🤖 AI Summary
Existing robotic manipulation policies exhibit significant performance degradation in long-horizon tasks, yet there is a lack of real-world benchmarks capable of revealing the root causes of such failures. To address this gap, this work proposes LongBench—a novel mechanism-aware evaluation framework for long-horizon manipulation, comprising over 1,000 real-world task segments spanning both context-independent and context-dependent scenarios. Tasks are systematically categorized along dimensions of capability and ambiguity, enabling comprehensive assessment of execution robustness, temporal consistency, and contextual reasoning.

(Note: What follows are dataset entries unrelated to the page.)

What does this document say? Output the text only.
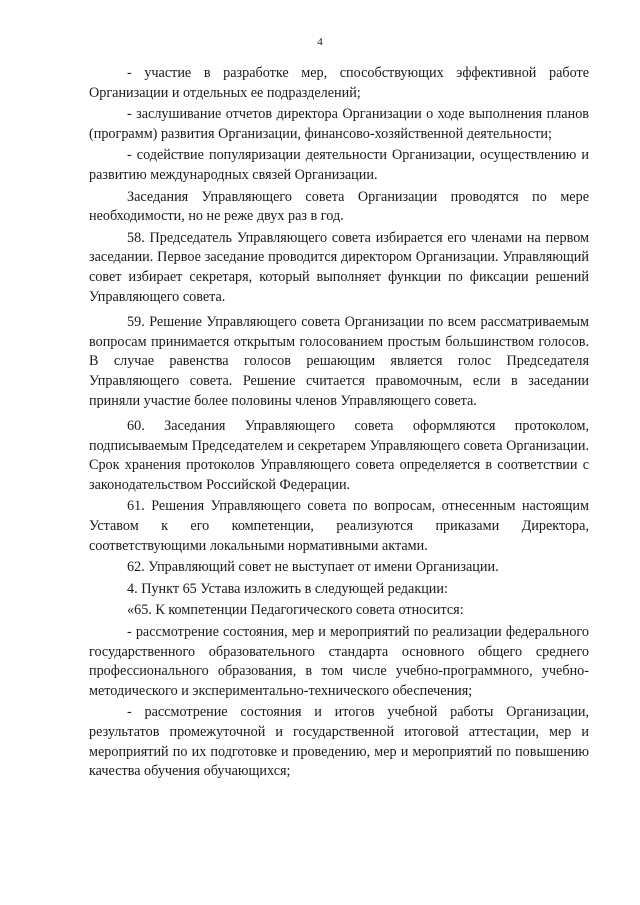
4

- участие в разработке мер, способствующих эффективной работе Организации и отдельных ее подразделений;

- заслушивание отчетов директора Организации о ходе выполнения планов (программ) развития Организации, финансово-хозяйственной деятельности;

- содействие популяризации деятельности Организации, осуществлению и развитию международных связей Организации.

Заседания Управляющего совета Организации проводятся по мере необходимости, но не реже двух раз в год.

58. Председатель Управляющего совета избирается его членами на первом заседании. Первое заседание проводится директором Организации. Управляющий совет избирает секретаря, который выполняет функции по фиксации решений Управляющего совета.

59. Решение Управляющего совета Организации по всем рассматриваемым вопросам принимается открытым голосованием простым большинством голосов. В случае равенства голосов решающим является голос Председателя Управляющего совета. Решение считается правомочным, если в заседании приняли участие более половины членов Управляющего совета.

60. Заседания Управляющего совета оформляются протоколом, подписываемым Председателем и секретарем Управляющего совета Организации. Срок хранения протоколов Управляющего совета определяется в соответствии с законодательством Российской Федерации.

61. Решения Управляющего совета по вопросам, отнесенным настоящим Уставом к его компетенции, реализуются приказами Директора, соответствующими локальными нормативными актами.

62. Управляющий совет не выступает от имени Организации.

4. Пункт 65 Устава изложить в следующей редакции:

«65. К компетенции Педагогического совета относится:

- рассмотрение состояния, мер и мероприятий по реализации федерального государственного образовательного стандарта основного общего среднего профессионального образования, в том числе учебно-программного, учебно-методического и экспериментально-технического обеспечения;

- рассмотрение состояния и итогов учебной работы Организации, результатов промежуточной и государственной итоговой аттестации, мер и мероприятий по их подготовке и проведению, мер и мероприятий по повышению качества обучения обучающихся;
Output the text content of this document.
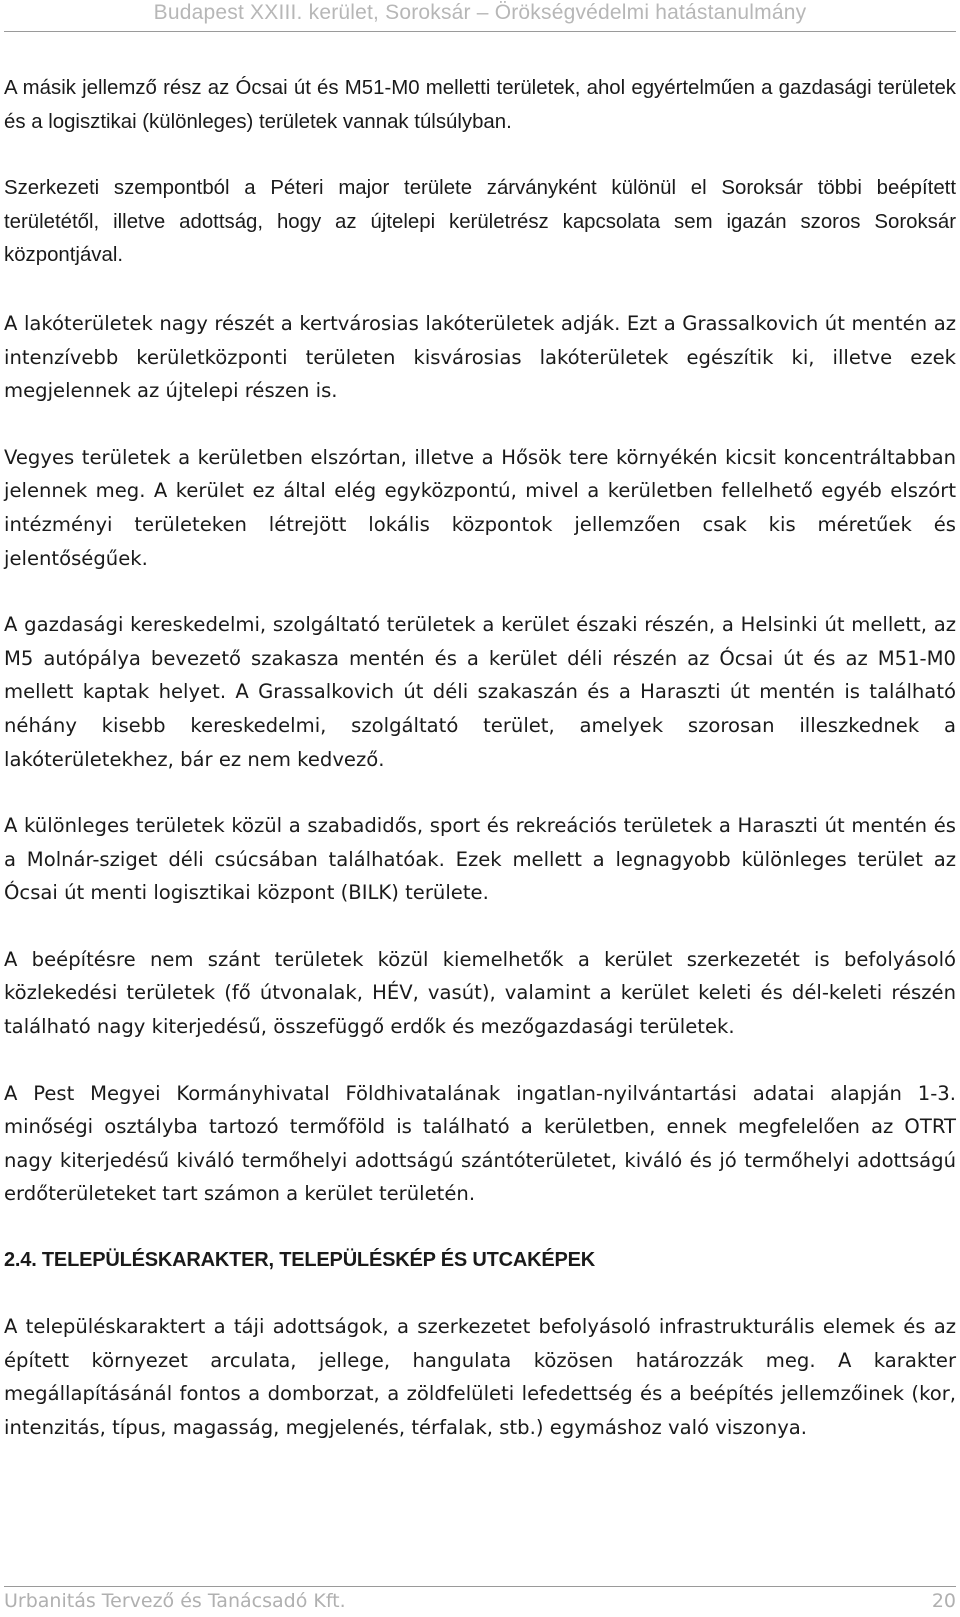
Budapest XXIII. kerület, Soroksár – Örökségvédelmi hatástanulmány

A másik jellemző rész az Ócsai út és M51-M0 melletti területek, ahol egyértelműen a gazdasági területek és a logisztikai (különleges) területek vannak túlsúlyban.

Szerkezeti szempontból a Péteri major területe zárványként különül el Soroksár többi beépített területétől, illetve adottság, hogy az újtelepi kerületrész kapcsolata sem igazán szoros Soroksár központjával.

A lakóterületek nagy részét a kertvárosias lakóterületek adják. Ezt a Grassalkovich út mentén az intenzívebb kerületközponti területen kisvárosias lakóterületek egészítik ki, illetve ezek megjelennek az újtelepi részen is.

Vegyes területek a kerületben elszórtan, illetve a Hősök tere környékén kicsit koncentráltabban jelennek meg. A kerület ez által elég egyközpontú, mivel a kerületben fellelhető egyéb elszórt intézményi területeken létrejött lokális központok jellemzően csak kis méretűek és jelentőségűek.

A gazdasági kereskedelmi, szolgáltató területek a kerület északi részén, a Helsinki út mellett, az M5 autópálya bevezető szakasza mentén és a kerület déli részén az Ócsai út és az M51-M0 mellett kaptak helyet. A Grassalkovich út déli szakaszán és a Haraszti út mentén is található néhány kisebb kereskedelmi, szolgáltató terület, amelyek szorosan illeszkednek a lakóterületekhez, bár ez nem kedvező.

A különleges területek közül a szabadidős, sport és rekreációs területek a Haraszti út mentén és a Molnár-sziget déli csúcsában találhatóak. Ezek mellett a legnagyobb különleges terület az Ócsai út menti logisztikai központ (BILK) területe.

A beépítésre nem szánt területek közül kiemelhetők a kerület szerkezetét is befolyásoló közlekedési területek (fő útvonalak, HÉV, vasút), valamint a kerület keleti és dél-keleti részén található nagy kiterjedésű, összefüggő erdők és mezőgazdasági területek.

A Pest Megyei Kormányhivatal Földhivatalának ingatlan-nyilvántartási adatai alapján 1-3. minőségi osztályba tartozó termőföld is található a kerületben, ennek megfelelően az OTRT nagy kiterjedésű kiváló termőhelyi adottságú szántóterületet, kiváló és jó termőhelyi adottságú erdőterületeket tart számon a kerület területén.

2.4. TELEPÜLÉSKARAKTER, TELEPÜLÉSKÉP ÉS UTCAKÉPEK

A településkaraktert a táji adottságok, a szerkezetet befolyásoló infrastrukturális elemek és az épített környezet arculata, jellege, hangulata közösen határozzák meg. A karakter megállapításánál fontos a domborzat, a zöldfelületi lefedettség és a beépítés jellemzőinek (kor, intenzitás, típus, magasság, megjelenés, térfalak, stb.) egymáshoz való viszonya.

Urbanitás Tervező és Tanácsadó Kft.	20
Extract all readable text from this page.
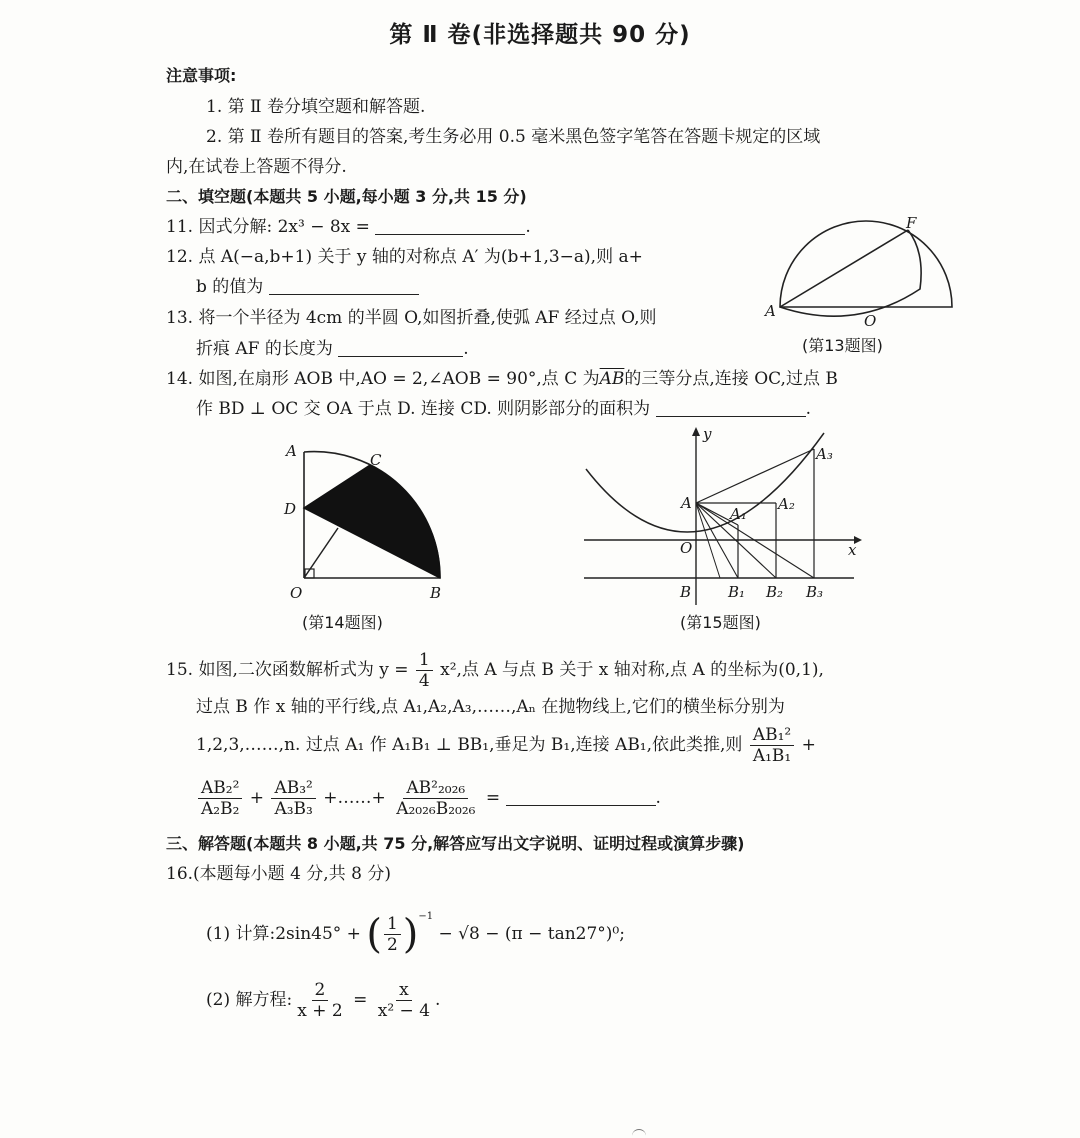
第 Ⅱ 卷(非选择题共 90 分)
注意事项:
1. 第 Ⅱ 卷分填空题和解答题.
2. 第 Ⅱ 卷所有题目的答案,考生务必用 0.5 毫米黑色签字笔答在答题卡规定的区域
内,在试卷上答题不得分.
二、填空题(本题共 5 小题,每小题 3 分,共 15 分)
11. 因式分解: 2x³ − 8x =	.
12. 点 A(−a,b+1) 关于 y 轴的对称点 A′ 为(b+1,3−a),则 a+
b 的值为
13. 将一个半径为 4cm 的半圆 O,如图折叠,使弧 AF 经过点 O,则
折痕 AF 的长度为	.
F
A
O
(第13题图)
14. 如图,在扇形 AOB 中,AO = 2,∠AOB = 90°,点 C 为$\overline{AB}$的三等分点,连接 OC,过点 B
作 BD ⊥ OC 交 OA 于点 D. 连接 CD. 则阴影部分的面积为	.
A	C
D
O	B
(第14题图)
y
x
A
O
B
A₁
A₂
A₃
B₁ B₂ B₃
(第15题图)
15. 如图,二次函数解析式为 $y = \frac{1}{4} x^2$,点 A 与点 B 关于 x 轴对称,点 A 的坐标为(0,1),
过点 B 作 x 轴的平行线,点 A₁,A₂,A₃,……,Aₙ 在抛物线上,它们的横坐标分别为
1,2,3,……,n. 过点 A₁ 作 A₁B₁ ⊥ BB₁,垂足为 B₁,连接 AB₁,依此类推,则 $\frac{\text{AB₁²}}{\text{A₁B₁}}$ +
$\frac{\text{AB₂²}}{\text{A₂B₂}} + \frac{\text{AB₃²}}{\text{A₃B₃}}$ +……+ $\frac{\text{AB²₂₀₂₆}}{\text{A₂₀₂₆B₂₀₂₆}}$ =	.
三、解答题(本题共 8 小题,共 75 分,解答应写出文字说明、证明过程或演算步骤)
16.(本题每小题 4 分,共 8 分)
(1) 计算:2sin45° + ( $\frac{1}{2} )^{-1} - √8 - (\pi - \tan 27^\circ)^0$;
(2) 解方程: $\frac{2}{x + 2} = \frac{x}{\text{x² − 4}}$ .
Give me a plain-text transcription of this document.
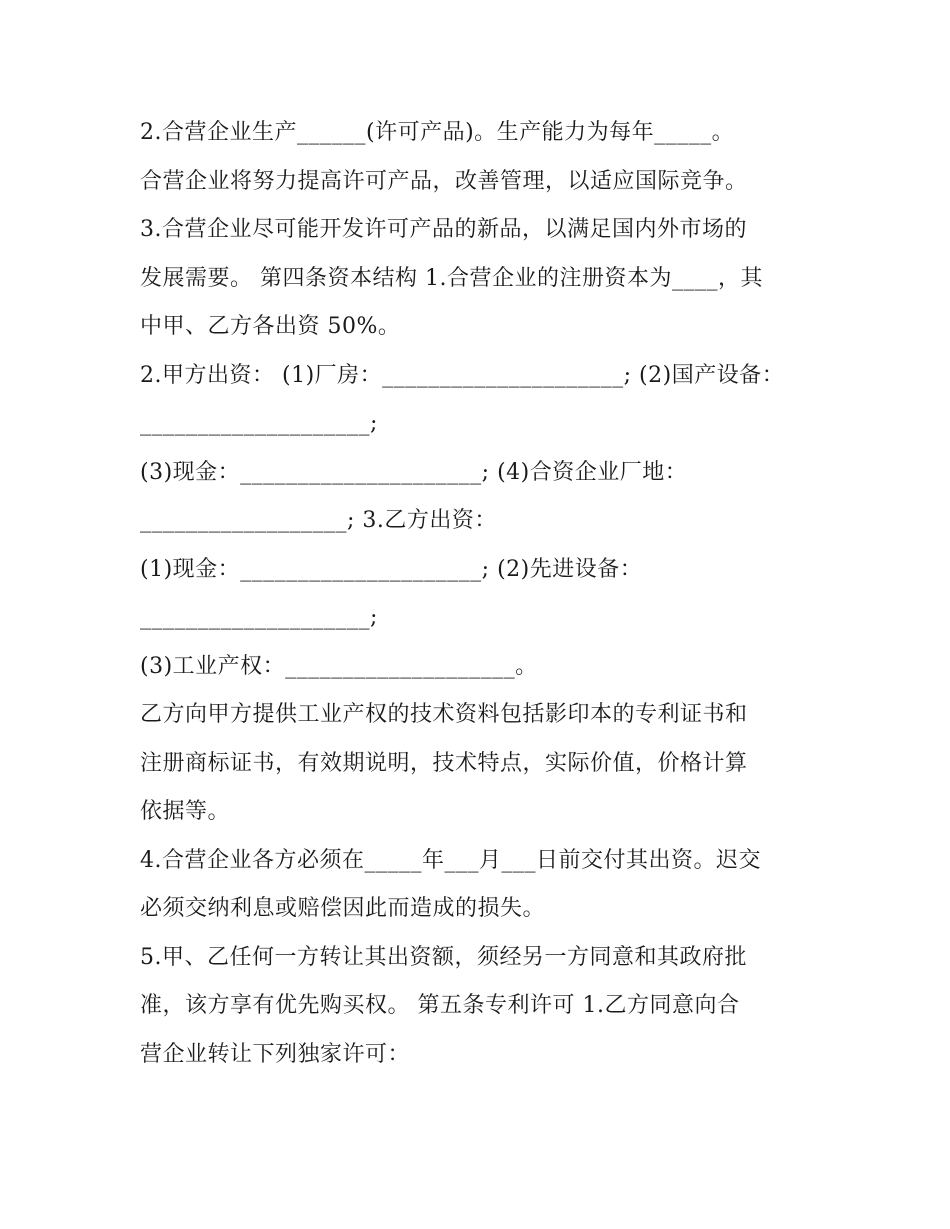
2.合营企业生产______(许可产品)。生产能力为每年_____。
合营企业将努力提高许可产品，改善管理，以适应国际竞争。
3.合营企业尽可能开发许可产品的新品，以满足国内外市场的
发展需要。 第四条资本结构 1.合营企业的注册资本为____，其
中甲、乙方各出资 50%。
2.甲方出资： (1)厂房：_____________________; (2)国产设备：
____________________;
(3)现金：_____________________; (4)合资企业厂地：
__________________; 3.乙方出资：
(1)现金：_____________________; (2)先进设备：
____________________;
(3)工业产权：____________________。
乙方向甲方提供工业产权的技术资料包括影印本的专利证书和
注册商标证书，有效期说明，技术特点，实际价值，价格计算
依据等。
4.合营企业各方必须在_____年___月___日前交付其出资。迟交
必须交纳利息或赔偿因此而造成的损失。
5.甲、乙任何一方转让其出资额，须经另一方同意和其政府批
准，该方享有优先购买权。 第五条专利许可 1.乙方同意向合
营企业转让下列独家许可：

Evaluations of six state-of-the-art policies on LongBench reveal that performance in fully observable tasks is primarily limited by execution robustness, the impact of contextual difficulty varies across tasks, and current memory mechanisms fail to provide consistent performance gains.
📝 Abstract
Robotic manipulation policies often degrade over extended horizons, yet existing benchmarks provide limited insight into why such failures occur. Most prior benchmarks are either simulation-based or report aggregate success, making it difficult to disentangle the distinct sources of temporal difficulty in real-world execution. We introduce LongBench, a real-world benchmark for evaluating long-horizon manipulation. LongBench consists of over 1,000 real-world episodes, covering two complementary regimes: Context-Independent (fully observable) and Context-Dependent (ambiguity-driven). By organizing tasks into capability- and ambiguity-specific subsets, LongBench enables mechanism-aware evaluation of execution robustness, temporal consistency, and context-dependent reasoning. Evaluating six state-of-the-art policies reveals that long-horizon performance is not governed by a single factor. We observe that performance in fully observable settings is more strongly associated with execution robustness, while contextual difficulty varies across tasks and is not consistently improved by memory-based methods. We hope that LongBench serves as a useful benchmark for studying long-horizon manipulation and for developing policies with stronger robustness across both execution and contextual challenges.